Io capisco pienamente quando leggo che in ogni caso Report fa bene perché spara direttamente con i riflettori e alla fine questo fa sì che si arrivi a spostare flussi, per curiosità sana o malfidata ma si muovono.
Allo stesso modo capisco che deve essere stato quasi dovuto l’ammettere che Report 2014 abbia rappresentato l’anno zero della pizza.
Mi spiego: quanto passato su Report nel 2014 ha sollevato grossi dubbi sulla salubrità di alcune tecniche ed utilizzi e (seppur non fosse tutto provato e provabile) ciò aveva comunque pesato sull’opinione del pubblico spettatore medio. Dunque, posso comprendere che a distanza di 8 anni e con qualche certezza extra su quanto di vero ci fosse in quelle “denunce” e con la necessità di rimettersi in asse con quanto fatto nel frattempo a dispetto di quanto detto precedentemente… beh, sia andata così.
Ovviamente chi guarda la TV – vorrei ricordarlo – è molto più ampio della piccolissima realtà in cui noi viviamo grazie al bellissimo lavoro che svolgono gli algoritmi dei social che ci veicolano in questo mondo parallelo in cui è sempre più scontato che tutti sappiano di cosa si stia parlando ogni qualvolta c’entri la pizza.
Ecco che mi parte il problema che non è chi sa già le cose e sta in questo mondo. Il problema è che quel programma è a diffusione nazionale e veicola quei messaggi a gente comune e che normalmente è totalmente fuori (grandezza di Dio!) dalle dinamiche di questo amato e strano “mondo pizza”; dunque quello che arriva e resta ai più è ciò che è stato riportato su Rai Tre e che risulta essere la sola verità.
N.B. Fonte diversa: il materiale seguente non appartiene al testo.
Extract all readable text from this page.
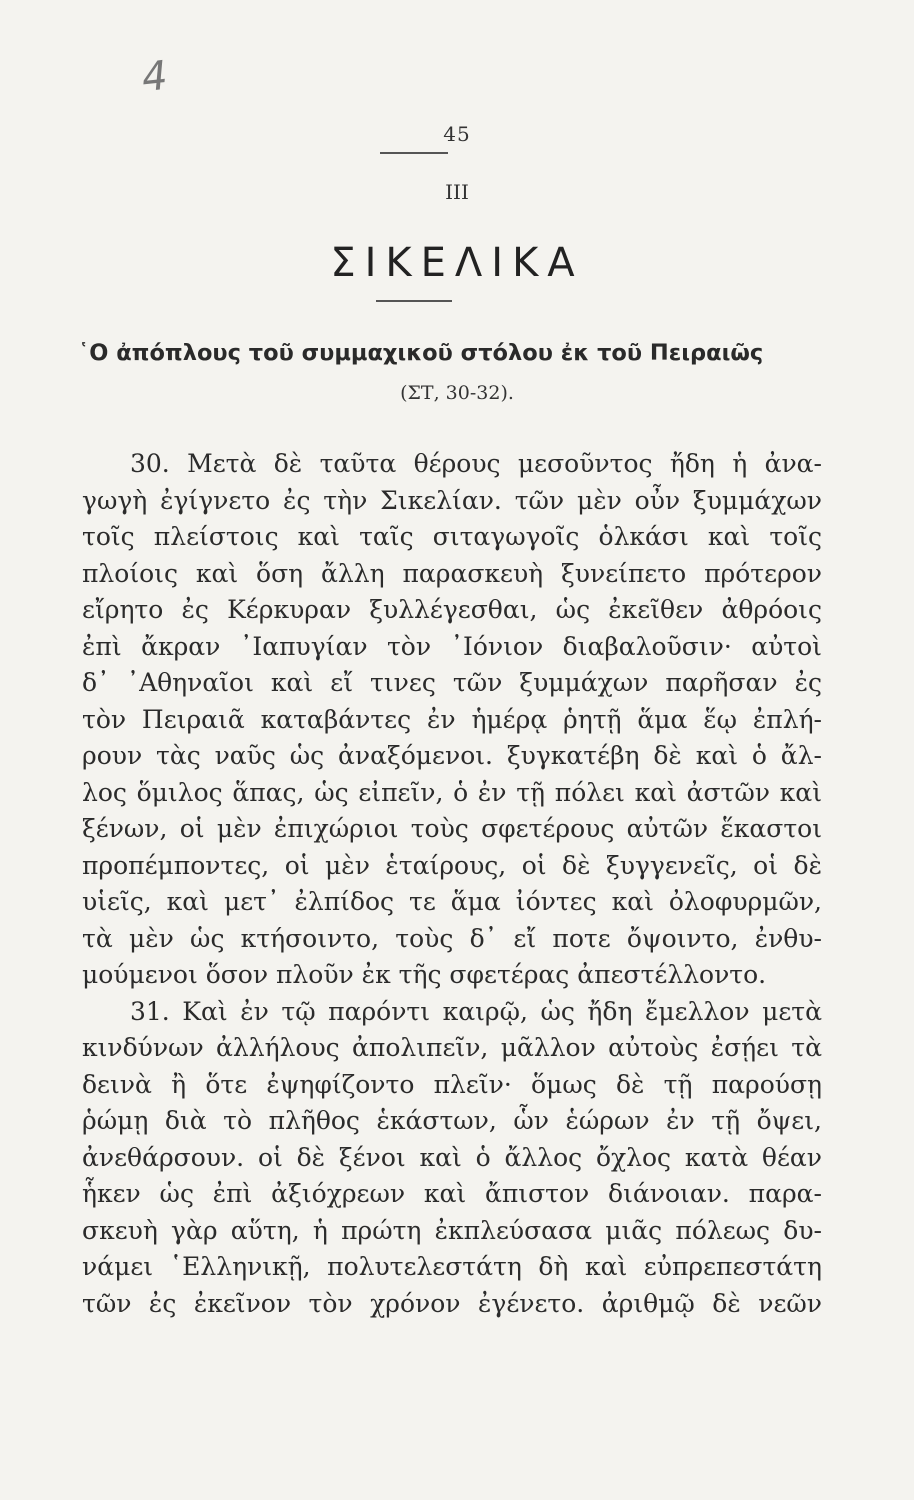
4
45
III
ΣΙΚΕΛΙΚΑ
῾Ο ἀπόπλους τοῦ συμμαχικοῦ στόλου ἐκ τοῦ Πειραιῶς
(ΣΤ, 30-32).
30. Μετὰ δὲ ταῦτα θέρους μεσοῦντος ἤδη ἡ ἀνα-
γωγὴ ἐγίγνετο ἐς τὴν Σικελίαν. τῶν μὲν οὖν ξυμμάχων
τοῖς πλείστοις καὶ ταῖς σιταγωγοῖς ὁλκάσι καὶ τοῖς
πλοίοις καὶ ὅση ἄλλη παρασκευὴ ξυνείπετο πρότερον
εἴρητο ἐς Κέρκυραν ξυλλέγεσθαι, ὡς ἐκεῖθεν ἀθρόοις
ἐπὶ ἄκραν ᾽Ιαπυγίαν τὸν ᾽Ιόνιον διαβαλοῦσιν· αὐτοὶ
δ᾽ ᾽Αθηναῖοι καὶ εἴ τινες τῶν ξυμμάχων παρῆσαν ἐς
τὸν Πειραιᾶ καταβάντες ἐν ἡμέρᾳ ῥητῇ ἅμα ἕῳ ἐπλή-
ρουν τὰς ναῦς ὡς ἀναξόμενοι. ξυγκατέβη δὲ καὶ ὁ ἄλ-
λος ὅμιλος ἅπας, ὡς εἰπεῖν, ὁ ἐν τῇ πόλει καὶ ἀστῶν καὶ
ξένων, οἱ μὲν ἐπιχώριοι τοὺς σφετέρους αὐτῶν ἕκαστοι
προπέμποντες, οἱ μὲν ἑταίρους, οἱ δὲ ξυγγενεῖς, οἱ δὲ
υἱεῖς, καὶ μετ᾽ ἐλπίδος τε ἅμα ἰόντες καὶ ὀλοφυρμῶν,
τὰ μὲν ὡς κτήσοιντο, τοὺς δ᾽ εἴ ποτε ὄψοιντο, ἐνθυ-
μούμενοι ὅσον πλοῦν ἐκ τῆς σφετέρας ἀπεστέλλοντο.
31. Καὶ ἐν τῷ παρόντι καιρῷ, ὡς ἤδη ἔμελλον μετὰ
κινδύνων ἀλλήλους ἀπολιπεῖν, μᾶλλον αὐτοὺς ἐσῄει τὰ
δεινὰ ἢ ὅτε ἐψηφίζοντο πλεῖν· ὅμως δὲ τῇ παρούσῃ
ῥώμῃ διὰ τὸ πλῆθος ἑκάστων, ὧν ἑώρων ἐν τῇ ὄψει,
ἀνεθάρσουν. οἱ δὲ ξένοι καὶ ὁ ἄλλος ὄχλος κατὰ θέαν
ἧκεν ὡς ἐπὶ ἀξιόχρεων καὶ ἄπιστον διάνοιαν. παρα-
σκευὴ γὰρ αὕτη, ἡ πρώτη ἐκπλεύσασα μιᾶς πόλεως δυ-
νάμει ῾Ελληνικῇ, πολυτελεστάτη δὴ καὶ εὐπρεπεστάτη
τῶν ἐς ἐκεῖνον τὸν χρόνον ἐγένετο. ἀριθμῷ δὲ νεῶν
La Margherita doppia mozzarella (Da Michele Yokohama)

Sono state vergognose troppe cose, dette e lasciate intendere ma sopra ogni cosa il modo in cui sono riusciti tutti a sminuire la professione ed i professionisti mortificandone il prodotto.
Si è sprecata un’altra occasione per poter dire bene e che non fosse sul trend di argomenti sterili e che ci hanno ammorbati come territorialità e qualità, esistono esattamente nella misura in cui non esistono: ovunque, in ogni singola provincia della Campania ci sono talenti, giovani e non, con visione e progettualità, con materie prime di eccellenza e personalità ed al contempo esistono luoghi e persone che fanno questo lavoro mancando della stessa attenzione per una valanga di svariati motivi.
Lo standard si è alzato indubbiamente perché esistono due cose: eccezioni e sagacia. Le prime ci mettono dinanzi a persone che possono cambiare per davvero il corso delle cose, la seconda è quella che rende possibile la diffusione e che appartiene a coloro che sanno coltivare perseveranza e curiosità. E allora lo capiamo, almeno chi nel mondo pizza ci sguazza, che l’anno zero è ogni giorno? Che è grazie a informazione e diffusione di cultura che i giovani si appassionano e si ispirano e cercano di saperne di più e magari hanno intuizioni che generano eccezion e sagacia di domani. Il cambiamento sarebbe avvenuto in ogni caso perché è quello che la natura offre nel suo normale percorso, così come una volta giunti nel punto più lontano si sente la mancanza dell’esatto estremo opposto.

Spiegatemi altrimenti il ritorno alla ruota di carro con impasto “contemporaneo”. Anzi, no, per favore non me lo spiegate!